Wednesday, September 29
Better than: a sixpack of Miller after gettin’ that first buck of the season
Of all things to prop up a mike stand, a simulated shotgun works pretty well, as country music’s current queen Miranda Lambert showed off during “Gunpowder and Lead,” the anthemic revenge tale that makes anyone with testicles cross their legs and anyone with a bad testicle experience whoop with joy. As I said a few years back, Lambert’s perceived authenticity is welcomed, cherished and honored within and outside the country music landscape because she seems to be an honest to God shit-kicker, one of them redneck chicks (her words) you hear about, that found her way through Bacardi (her words) and got a tattoo much to Daddy’s dismay (again, hers). But when it comes down to it, she tells us she just wants to “sit around the campfire and have a beer.” Don’t we all–sure would be nice to indulge once in awhile without having to rent a car, a cabin and an EZPass. It’s borderline unfair for her to ride into town, bragging about campfires and such, where at most we can hope for is a city trashcan set on fire by some drunk NYU kids.
So besides the initial gawking at the handful of cowboy hats, trimmed goatees, boots and western shirts–items that you just don’t see here on a daily basis–a country music concert at a New York City club isn’t that different from any other show. But there are a few things that stand out, at least at Lambert’s gigs: couples sway back and forth, romantically, to “Time To Get A Gun,” the Fred Eaglesmith cover from 2009’s Revolution; those without a partner refrain from doing the lighter-in-the-air thing, instead opting for a simulated gun pointed at her, like they might have done when playing cowboys and Indians as a five-year-old. Another cover song–the rowdy twang of John Prine’s “That’s The Way The World Goes Round”–doesn’t so much as offer a unified clap, but instead sparks up what it only be described as “the stompalong.”

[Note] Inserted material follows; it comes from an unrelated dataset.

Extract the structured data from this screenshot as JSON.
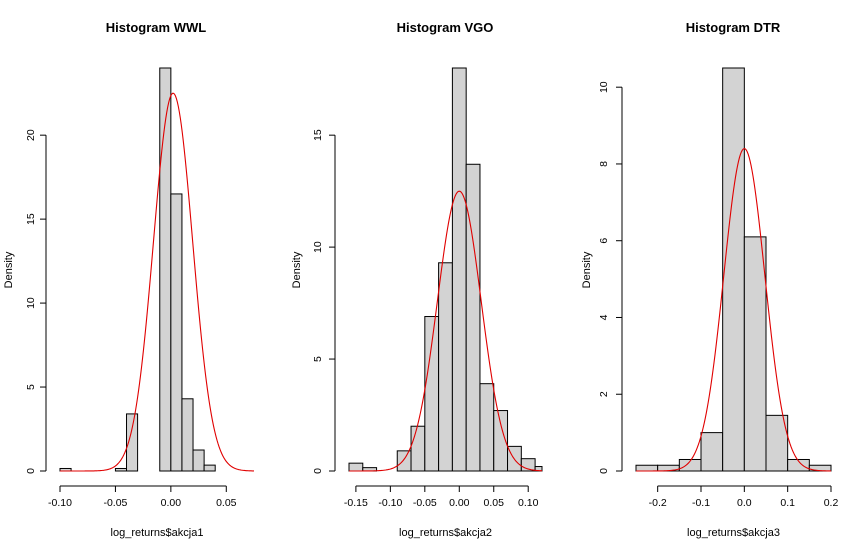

Lambert herself is a smiley burst of energy onstage, a Skittles commercial come to life, bursting with colorful dialogue, twirling around, playing the guitar with the confidence of a woman newly engaged. In fact, she did recently get engaged to fellow countryman Blake Shelton, and like all good girls raised in the South, she proudly displayed her ring for everyone to see. Moments like that made you forget that her vocals were unfortunately muddy during ballads “The House That Built Me” and the excellent single “Dead Flowers,” two of her best narratives that involve houses. Or the two awkward covers of “Long White Cadillac,” which no one seemed to know, thus didn’t care, and the Rick Derringer classic, “Rock and Roll, Hoochie Koo.” The latter felt rushed, but maybe that’s just because the words “hoochie koo” should only be uttered on stage by those in a 70s cover band down on Wall Street.
But those off moments were fleeting. Most of Lambert’s energy derives not from her shiny hardware, but from uptempo country rock songs like “Sin for a Sin” and “White Liar,” where she gets you pumped up about cheaters and liars–“rock and roll revenge” is probably a more accurate term regarding where she excels. Lambert’s up for a bunch of CMA awards this November; she’ll probably win a handful, too. I’d like to think she’d remember that night in big city New York just a few months prior, where she told us about how much she loved the “ass-kickin’ group of people” she’s surrounded by, just before starting up “Famous In A Small Town.” But that’s the thing with small town country girls–who needs us when they have campfires?
Critical Bias: Have interviewed her twice; very familiar with what G.R.I.T.S. are.
Overheard: “Jets! Jets! Jets! Jets!”
Random Notebook Dump: In an effort to shy away from controversy in the tri-state area, Lambert chose to flash the insignias of both the New York Giants and the New York Jets on the screen behind her during “Famous in a Small Town.”